A tributação na venda de software sob encomenda via download, também não trata de uma obrigação de fazer para tornar o software disponível. E isso porque a licença do usuário ou concessão de direito de uso do programa de computador não consiste em uma obrigação de fazer, mas sim uma obrigação de dar, temporariamente disponível, mediante remuneração.
Temos, portanto, que a obrigação de fazer constitui o núcleo e é, portanto, figura intrínseca e inerente a todas as modalidades de prestação de serviço.
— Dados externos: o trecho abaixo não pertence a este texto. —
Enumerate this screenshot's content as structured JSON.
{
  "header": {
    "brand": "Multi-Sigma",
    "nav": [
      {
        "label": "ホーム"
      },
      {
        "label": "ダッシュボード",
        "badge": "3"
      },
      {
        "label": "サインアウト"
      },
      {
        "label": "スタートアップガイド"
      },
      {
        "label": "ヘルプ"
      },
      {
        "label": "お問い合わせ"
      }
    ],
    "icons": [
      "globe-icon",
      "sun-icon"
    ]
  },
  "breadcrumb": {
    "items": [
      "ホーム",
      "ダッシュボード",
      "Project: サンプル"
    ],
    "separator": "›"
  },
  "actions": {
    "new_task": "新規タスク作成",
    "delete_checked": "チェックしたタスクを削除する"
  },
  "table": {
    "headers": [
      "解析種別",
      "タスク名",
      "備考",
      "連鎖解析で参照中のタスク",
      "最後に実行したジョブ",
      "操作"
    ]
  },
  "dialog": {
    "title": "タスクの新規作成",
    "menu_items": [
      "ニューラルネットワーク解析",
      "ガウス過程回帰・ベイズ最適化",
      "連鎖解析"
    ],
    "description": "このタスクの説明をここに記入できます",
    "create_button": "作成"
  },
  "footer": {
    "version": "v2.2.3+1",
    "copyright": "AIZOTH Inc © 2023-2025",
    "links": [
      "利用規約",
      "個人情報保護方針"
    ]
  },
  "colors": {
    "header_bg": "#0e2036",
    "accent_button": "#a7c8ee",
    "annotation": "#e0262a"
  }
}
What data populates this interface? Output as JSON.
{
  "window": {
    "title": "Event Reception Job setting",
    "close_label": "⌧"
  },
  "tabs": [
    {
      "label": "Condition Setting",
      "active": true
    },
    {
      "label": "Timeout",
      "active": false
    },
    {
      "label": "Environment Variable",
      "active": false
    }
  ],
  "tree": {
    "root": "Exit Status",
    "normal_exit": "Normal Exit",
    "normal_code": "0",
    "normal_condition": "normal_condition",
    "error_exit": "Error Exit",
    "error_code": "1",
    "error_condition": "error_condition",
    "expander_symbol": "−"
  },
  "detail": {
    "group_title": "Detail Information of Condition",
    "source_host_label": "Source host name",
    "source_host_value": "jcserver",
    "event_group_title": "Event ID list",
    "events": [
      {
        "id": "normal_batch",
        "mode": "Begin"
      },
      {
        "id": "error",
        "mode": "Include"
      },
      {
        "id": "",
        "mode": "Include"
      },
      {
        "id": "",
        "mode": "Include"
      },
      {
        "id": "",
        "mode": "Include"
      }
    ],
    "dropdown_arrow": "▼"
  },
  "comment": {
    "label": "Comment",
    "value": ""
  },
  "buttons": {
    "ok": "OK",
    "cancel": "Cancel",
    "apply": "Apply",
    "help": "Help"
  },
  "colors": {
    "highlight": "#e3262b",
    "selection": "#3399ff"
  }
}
Neste contexto, estando diante de uma contratação por meio da qual não se pretende a criação de um novo software (obrigação de fazer), mas, apenas e tão somente, uma cessão do direito de seu uso, não se pode vislumbrar uma efetiva prestação de serviços e, portanto, pode-se argumentar pela não incidência do ISS.
Como decorrência do exposto, restando caracterizada a disponibilização de software, independentemente da forma de aquisição (suporte físico ou via download), se produzido de forma padrão e uniforme, sem especificação para o destinatário (software de prateleira), haverá a incidência do ICMS, podendo ser questionada a sua não incidência, apesar de restar caracterizada a materialidade do ICMS, no âmbito do Estado de São Paulo na comercialização via transmissão de dados (download) em que não se verifica o meio físico que contém o programa para apuração da base de cálculo do imposto.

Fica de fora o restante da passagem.